Authorities are allowed to search devices people carry across the U.S. border in much the same way they search luggage, and they don't need a warrant to do it. Device searches at the border climbed steadily for several years but jumped by 11,000 - nearly 60 percent - in the last months of the Obama administration and in President Donald Trump's first year in office. Border agents searched 30,200 devices in the 2017 fiscal year, up from 19,051 the year before, according to the most recent CBP statistics.  

Border officials say devices are increasingly viewed as critical sources of information for national security threats, as my colleague Nick Miroff has reported. Agents search certain devices to check admissibility of some foreign visitors or screen for possible terrorist links, child pornography or other criminal activity.  

But privacy advocates say increasing searches across the board violates people's Fourth Amendment rights against unreasonable searches and seizures and are demanding that border agents get a warrant in such instances or at least show that a person is suspected of wrongdoing, for example, being on a terrorist watch list. They say innocent people have been searched illegally -- in one case, border agents demanded a NASA engineer's password and searched his phone without a warrant as he returned from a trip to Chile.  

Privacy advocates cite two types of problematic searches when the person isn't suspected of a crime. One is a manual search in which a border agent opens a phone and goes through its contents as a normal user might. The other is a forensic search, in which agents use software to review all of a phone's data - including web browsing history, emails, contact lists and even precise location data.  

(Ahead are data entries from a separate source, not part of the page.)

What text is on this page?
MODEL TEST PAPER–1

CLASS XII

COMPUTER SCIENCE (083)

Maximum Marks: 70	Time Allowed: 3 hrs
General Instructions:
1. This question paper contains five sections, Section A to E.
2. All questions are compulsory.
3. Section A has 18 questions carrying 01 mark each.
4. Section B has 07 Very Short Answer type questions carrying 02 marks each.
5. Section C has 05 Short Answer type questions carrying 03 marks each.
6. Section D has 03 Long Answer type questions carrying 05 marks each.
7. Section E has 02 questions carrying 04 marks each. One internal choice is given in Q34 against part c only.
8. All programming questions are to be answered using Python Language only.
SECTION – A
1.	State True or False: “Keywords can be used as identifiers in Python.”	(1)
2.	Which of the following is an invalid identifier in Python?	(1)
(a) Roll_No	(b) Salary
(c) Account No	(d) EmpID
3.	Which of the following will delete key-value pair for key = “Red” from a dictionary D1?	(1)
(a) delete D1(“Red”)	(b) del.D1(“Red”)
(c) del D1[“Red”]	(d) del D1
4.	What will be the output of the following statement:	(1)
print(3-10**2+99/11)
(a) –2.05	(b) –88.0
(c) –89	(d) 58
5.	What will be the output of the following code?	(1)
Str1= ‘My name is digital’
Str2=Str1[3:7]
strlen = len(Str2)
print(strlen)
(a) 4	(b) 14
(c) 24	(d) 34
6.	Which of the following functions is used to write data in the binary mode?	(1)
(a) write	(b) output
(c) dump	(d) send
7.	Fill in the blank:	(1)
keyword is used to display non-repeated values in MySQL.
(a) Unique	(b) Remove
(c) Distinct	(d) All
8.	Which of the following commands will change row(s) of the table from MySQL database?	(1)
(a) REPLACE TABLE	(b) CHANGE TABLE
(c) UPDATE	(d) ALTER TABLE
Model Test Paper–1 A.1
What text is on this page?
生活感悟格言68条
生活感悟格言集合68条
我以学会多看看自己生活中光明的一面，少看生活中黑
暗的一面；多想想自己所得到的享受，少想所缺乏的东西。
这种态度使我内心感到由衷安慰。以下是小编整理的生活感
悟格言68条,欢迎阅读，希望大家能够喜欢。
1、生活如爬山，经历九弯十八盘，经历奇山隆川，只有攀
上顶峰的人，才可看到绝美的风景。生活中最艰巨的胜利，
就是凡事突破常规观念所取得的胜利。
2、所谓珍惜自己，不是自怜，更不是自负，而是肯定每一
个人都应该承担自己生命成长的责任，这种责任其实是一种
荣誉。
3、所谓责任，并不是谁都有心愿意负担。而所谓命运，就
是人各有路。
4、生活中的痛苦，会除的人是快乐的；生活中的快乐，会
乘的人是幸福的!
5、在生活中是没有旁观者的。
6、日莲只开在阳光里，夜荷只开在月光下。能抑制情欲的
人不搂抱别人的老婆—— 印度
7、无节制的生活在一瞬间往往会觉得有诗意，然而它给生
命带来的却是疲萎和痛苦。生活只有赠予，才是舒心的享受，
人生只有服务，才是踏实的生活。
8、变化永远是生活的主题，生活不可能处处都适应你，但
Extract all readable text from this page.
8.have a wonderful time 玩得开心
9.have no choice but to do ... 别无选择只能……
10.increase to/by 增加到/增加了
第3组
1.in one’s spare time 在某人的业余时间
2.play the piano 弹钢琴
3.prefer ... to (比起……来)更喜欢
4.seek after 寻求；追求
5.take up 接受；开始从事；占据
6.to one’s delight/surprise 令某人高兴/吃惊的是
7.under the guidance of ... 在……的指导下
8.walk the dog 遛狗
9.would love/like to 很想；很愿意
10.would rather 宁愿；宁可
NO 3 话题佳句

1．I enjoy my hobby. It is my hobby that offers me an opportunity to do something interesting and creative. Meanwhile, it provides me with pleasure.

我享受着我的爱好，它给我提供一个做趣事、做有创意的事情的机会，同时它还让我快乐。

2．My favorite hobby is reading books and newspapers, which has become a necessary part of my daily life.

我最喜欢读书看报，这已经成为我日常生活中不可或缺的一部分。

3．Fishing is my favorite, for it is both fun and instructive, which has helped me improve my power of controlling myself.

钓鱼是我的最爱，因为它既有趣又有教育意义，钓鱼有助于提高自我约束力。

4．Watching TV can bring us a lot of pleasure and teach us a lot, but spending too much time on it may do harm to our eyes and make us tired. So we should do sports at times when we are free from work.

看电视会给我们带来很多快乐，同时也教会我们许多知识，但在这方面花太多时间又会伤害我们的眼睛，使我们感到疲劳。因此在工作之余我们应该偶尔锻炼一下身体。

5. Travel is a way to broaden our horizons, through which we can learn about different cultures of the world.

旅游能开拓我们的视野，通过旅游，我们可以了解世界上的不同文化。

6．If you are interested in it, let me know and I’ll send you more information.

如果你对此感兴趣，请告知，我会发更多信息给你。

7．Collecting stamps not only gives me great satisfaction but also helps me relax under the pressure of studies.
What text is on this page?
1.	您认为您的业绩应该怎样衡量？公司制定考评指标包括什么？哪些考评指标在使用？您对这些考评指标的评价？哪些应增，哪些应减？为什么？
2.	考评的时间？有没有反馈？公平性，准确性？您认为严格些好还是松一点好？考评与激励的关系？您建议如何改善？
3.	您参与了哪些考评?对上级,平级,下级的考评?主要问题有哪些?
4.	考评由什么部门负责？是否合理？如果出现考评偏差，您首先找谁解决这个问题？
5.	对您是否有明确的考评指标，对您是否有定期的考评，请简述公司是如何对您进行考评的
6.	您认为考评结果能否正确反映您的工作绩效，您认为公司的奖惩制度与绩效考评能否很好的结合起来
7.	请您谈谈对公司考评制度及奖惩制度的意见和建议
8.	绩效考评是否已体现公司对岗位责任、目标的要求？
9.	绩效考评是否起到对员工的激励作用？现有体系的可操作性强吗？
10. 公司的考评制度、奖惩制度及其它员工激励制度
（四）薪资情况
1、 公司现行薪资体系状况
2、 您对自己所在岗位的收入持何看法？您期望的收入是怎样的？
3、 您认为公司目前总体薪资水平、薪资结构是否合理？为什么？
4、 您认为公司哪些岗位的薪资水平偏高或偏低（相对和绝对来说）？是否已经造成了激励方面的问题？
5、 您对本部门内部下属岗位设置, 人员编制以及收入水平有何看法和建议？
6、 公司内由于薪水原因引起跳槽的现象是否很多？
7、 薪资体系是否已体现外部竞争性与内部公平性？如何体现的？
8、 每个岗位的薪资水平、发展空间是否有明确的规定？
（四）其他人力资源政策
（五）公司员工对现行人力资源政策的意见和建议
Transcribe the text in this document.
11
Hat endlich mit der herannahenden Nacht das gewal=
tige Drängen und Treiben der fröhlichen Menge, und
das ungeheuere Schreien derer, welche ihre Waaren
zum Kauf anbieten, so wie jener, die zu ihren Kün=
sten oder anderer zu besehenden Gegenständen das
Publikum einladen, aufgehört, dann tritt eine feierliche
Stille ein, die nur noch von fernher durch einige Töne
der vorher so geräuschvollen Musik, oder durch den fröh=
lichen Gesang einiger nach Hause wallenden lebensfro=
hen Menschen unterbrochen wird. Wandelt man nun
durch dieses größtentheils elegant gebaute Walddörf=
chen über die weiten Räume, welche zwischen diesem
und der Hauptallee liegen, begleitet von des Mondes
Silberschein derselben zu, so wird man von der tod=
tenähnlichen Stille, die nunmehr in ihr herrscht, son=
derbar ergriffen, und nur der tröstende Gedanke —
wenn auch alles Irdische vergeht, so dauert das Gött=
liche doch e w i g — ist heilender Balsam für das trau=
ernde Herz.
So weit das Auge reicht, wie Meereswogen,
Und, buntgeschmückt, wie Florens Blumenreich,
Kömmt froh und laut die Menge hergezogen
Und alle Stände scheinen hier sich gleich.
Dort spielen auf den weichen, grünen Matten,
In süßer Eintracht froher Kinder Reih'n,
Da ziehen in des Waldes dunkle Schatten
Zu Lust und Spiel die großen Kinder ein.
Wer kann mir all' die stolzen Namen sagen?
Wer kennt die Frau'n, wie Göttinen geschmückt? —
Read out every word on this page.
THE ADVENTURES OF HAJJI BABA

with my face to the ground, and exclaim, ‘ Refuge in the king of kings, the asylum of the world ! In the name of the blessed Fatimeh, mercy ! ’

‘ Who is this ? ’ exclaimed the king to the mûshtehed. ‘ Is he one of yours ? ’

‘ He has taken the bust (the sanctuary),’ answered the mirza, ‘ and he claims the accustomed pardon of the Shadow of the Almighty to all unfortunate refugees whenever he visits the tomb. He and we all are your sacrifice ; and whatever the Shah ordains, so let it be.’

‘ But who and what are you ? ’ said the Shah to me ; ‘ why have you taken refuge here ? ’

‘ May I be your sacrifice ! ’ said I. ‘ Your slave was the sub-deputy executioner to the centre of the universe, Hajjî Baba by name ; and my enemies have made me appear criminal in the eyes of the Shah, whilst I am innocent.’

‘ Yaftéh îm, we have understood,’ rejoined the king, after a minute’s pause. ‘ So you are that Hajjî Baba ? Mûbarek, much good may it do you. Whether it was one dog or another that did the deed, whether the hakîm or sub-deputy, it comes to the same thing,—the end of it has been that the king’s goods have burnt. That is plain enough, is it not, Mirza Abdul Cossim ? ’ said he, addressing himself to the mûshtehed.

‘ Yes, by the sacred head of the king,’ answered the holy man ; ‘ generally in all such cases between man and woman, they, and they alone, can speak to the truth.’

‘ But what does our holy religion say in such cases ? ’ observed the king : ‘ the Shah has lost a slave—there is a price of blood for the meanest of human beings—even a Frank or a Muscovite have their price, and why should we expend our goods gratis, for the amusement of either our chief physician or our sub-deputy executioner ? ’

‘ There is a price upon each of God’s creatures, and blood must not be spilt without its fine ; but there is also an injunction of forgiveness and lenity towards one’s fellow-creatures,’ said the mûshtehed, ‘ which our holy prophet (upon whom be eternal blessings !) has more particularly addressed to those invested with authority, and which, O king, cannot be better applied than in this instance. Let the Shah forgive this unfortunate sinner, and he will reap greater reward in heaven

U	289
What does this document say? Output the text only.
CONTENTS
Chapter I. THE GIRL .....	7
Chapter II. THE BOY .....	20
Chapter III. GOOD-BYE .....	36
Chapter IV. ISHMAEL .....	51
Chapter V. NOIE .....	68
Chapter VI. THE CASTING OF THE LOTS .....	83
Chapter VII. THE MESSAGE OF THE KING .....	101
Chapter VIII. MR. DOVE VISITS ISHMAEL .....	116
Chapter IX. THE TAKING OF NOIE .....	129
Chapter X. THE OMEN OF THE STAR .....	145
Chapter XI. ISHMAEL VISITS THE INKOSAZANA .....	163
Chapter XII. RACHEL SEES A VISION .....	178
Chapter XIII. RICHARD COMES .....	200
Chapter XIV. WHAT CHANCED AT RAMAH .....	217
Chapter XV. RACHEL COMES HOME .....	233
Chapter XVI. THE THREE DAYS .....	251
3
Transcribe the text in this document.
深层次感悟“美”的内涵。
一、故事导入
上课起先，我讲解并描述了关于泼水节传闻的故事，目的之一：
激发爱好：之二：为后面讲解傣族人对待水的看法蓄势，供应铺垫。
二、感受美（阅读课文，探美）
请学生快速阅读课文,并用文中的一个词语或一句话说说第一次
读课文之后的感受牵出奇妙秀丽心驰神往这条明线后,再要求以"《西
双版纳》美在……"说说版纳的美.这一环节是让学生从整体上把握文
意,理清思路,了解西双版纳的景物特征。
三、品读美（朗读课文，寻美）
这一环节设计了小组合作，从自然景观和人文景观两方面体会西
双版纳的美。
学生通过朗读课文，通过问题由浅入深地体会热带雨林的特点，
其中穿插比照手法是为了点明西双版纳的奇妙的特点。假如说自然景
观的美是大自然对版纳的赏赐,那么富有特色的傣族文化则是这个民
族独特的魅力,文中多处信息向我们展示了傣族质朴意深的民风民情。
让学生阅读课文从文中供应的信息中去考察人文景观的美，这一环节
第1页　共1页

"The government argues that the border is different. And the border may be different, but so are smartphones because they reveal all these important details," said Faiza Patel, director of the nonpartisan Brennan Center's Liberty and National Security Program.  

And lawsuits challenging device searches are bubbling up through the federal court system. The EFF is representing a group of 10 American citizens and one lawful permanent resident whose smartphones and other electronic devices were searched without a warrant. They notched a key victory in May when a judge rejected the government's request to throw out the case. "Electronic device searches are, categorically, more intrusive than searches of one's person or effects," U.S. District Judge Denise Casper wrote in the ruling. "The ability to review travelers' cellphones allows officers to view 'nearly every aspect of their lives - from the mundane to the intimate.' "  

Other similar cases are farther along. In the past year, three federal appeals courts have handed down diverging opinions in cases involving warrantless device searches at the border. That means the issue could be headed toward the Supreme Court in the near future.  

"When these searches were isolated and fewer people were affected, the momentum really hadn't reached a peak," Patel told me. "Now it seems there is a good body of instances where these searches are undertaken, and they seem to be suspicionless and there doesn't seem to be a reason for CBP to be conducting them. . . . It creates an atmosphere where these cases will be moving forward."  

As the number of searches has risen, so has the public outrage. "There is growing frustration by a growing number of people" who have had devices searched, Schwartz told me. "We get calls all the time from travelers who are very upset."